I think you can decide to stay here, create more fiction, stay on your
computer, and do the things you’ve been doing.’
Silence again.
‘But you want me to go back.’
‘I think,’ she
said, ‘that you want to return. That you
want to find someone. I cannot promise that you will find her. But I know this,
that you have more to offer than you think you do.’
I nodded and sighed.
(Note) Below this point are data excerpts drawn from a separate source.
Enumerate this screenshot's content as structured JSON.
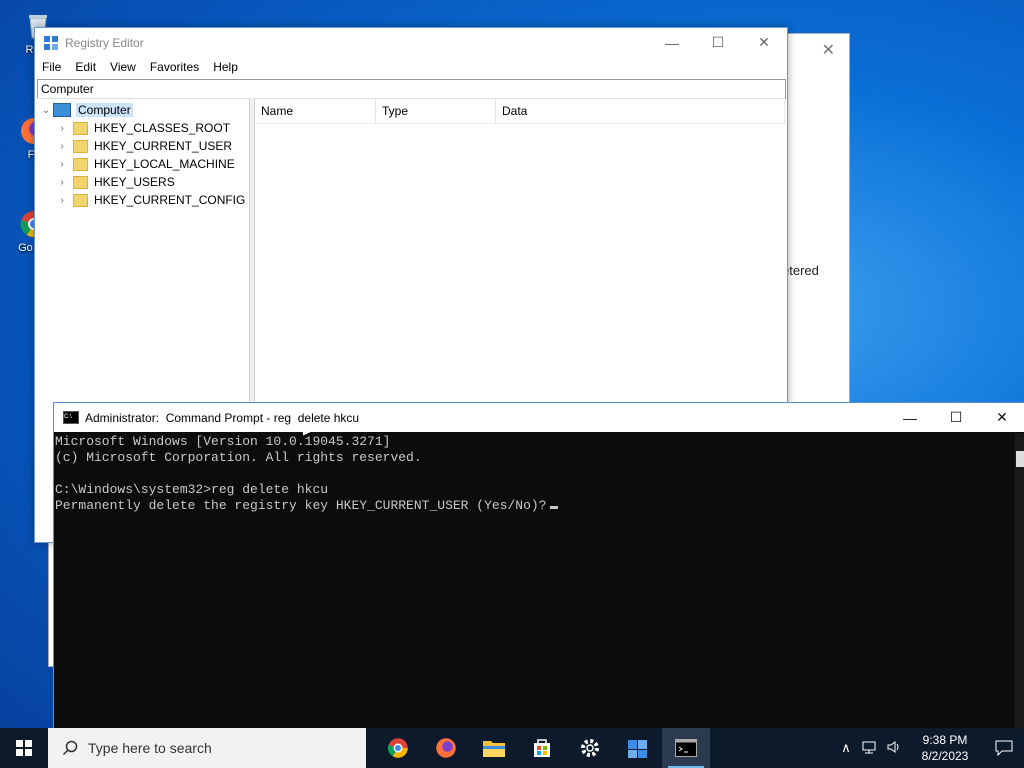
{
  "desktop": {
    "icons": [
      {
        "label": "Recy"
      },
      {
        "label": "Fir"
      },
      {
        "label": "Go Ch"
      }
    ]
  },
  "background_window": {
    "close_glyph": "✕",
    "text_fragment": "etered"
  },
  "regedit": {
    "title": "Registry Editor",
    "menu": [
      "File",
      "Edit",
      "View",
      "Favorites",
      "Help"
    ],
    "address": "Computer",
    "tree": {
      "root": "Computer",
      "keys": [
        "HKEY_CLASSES_ROOT",
        "HKEY_CURRENT_USER",
        "HKEY_LOCAL_MACHINE",
        "HKEY_USERS",
        "HKEY_CURRENT_CONFIG"
      ]
    },
    "columns": [
      "Name",
      "Type",
      "Data"
    ]
  },
  "cmd": {
    "title": "Administrator:  Command Prompt - reg  delete hkcu",
    "lines": [
      "Microsoft Windows [Version 10.0.19045.3271]",
      "(c) Microsoft Corporation. All rights reserved.",
      "",
      "C:\\Windows\\system32>reg delete hkcu",
      "Permanently delete the registry key HKEY_CURRENT_USER (Yes/No)?"
    ]
  },
  "taskbar": {
    "search_placeholder": "Type here to search",
    "apps": [
      {
        "name": "chrome-icon",
        "color": "#db4437"
      },
      {
        "name": "firefox-icon",
        "color": "#ff7139"
      },
      {
        "name": "file-explorer-icon",
        "color": "#f3c13a"
      },
      {
        "name": "store-icon",
        "color": "#ffffff"
      },
      {
        "name": "settings-icon",
        "color": "#ffffff"
      },
      {
        "name": "regedit-icon",
        "color": "#3a8ee6"
      },
      {
        "name": "cmd-icon",
        "color": "#000000"
      }
    ],
    "time": "9:38 PM",
    "date": "8/2/2023"
  }
}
Waking up would not be nearly as hard
as committing to someone had been, but it was sunny and windy in here, and
waking up would be heading back to paid and the fear of more loss. I stood up,
and she did the same, and we looked for a long moment into each other’s faces.
‘Tell me one last thing,’ I said. ‘Is this real? Or has this
been happening inside my head?’
She beamed at me, and her voice sounded loud and musical in
my ears even though the Sun was getting dimmer, obscuring her figure.
‘Of course it is happening inside your head. But why on Earth should that mean it is not real?’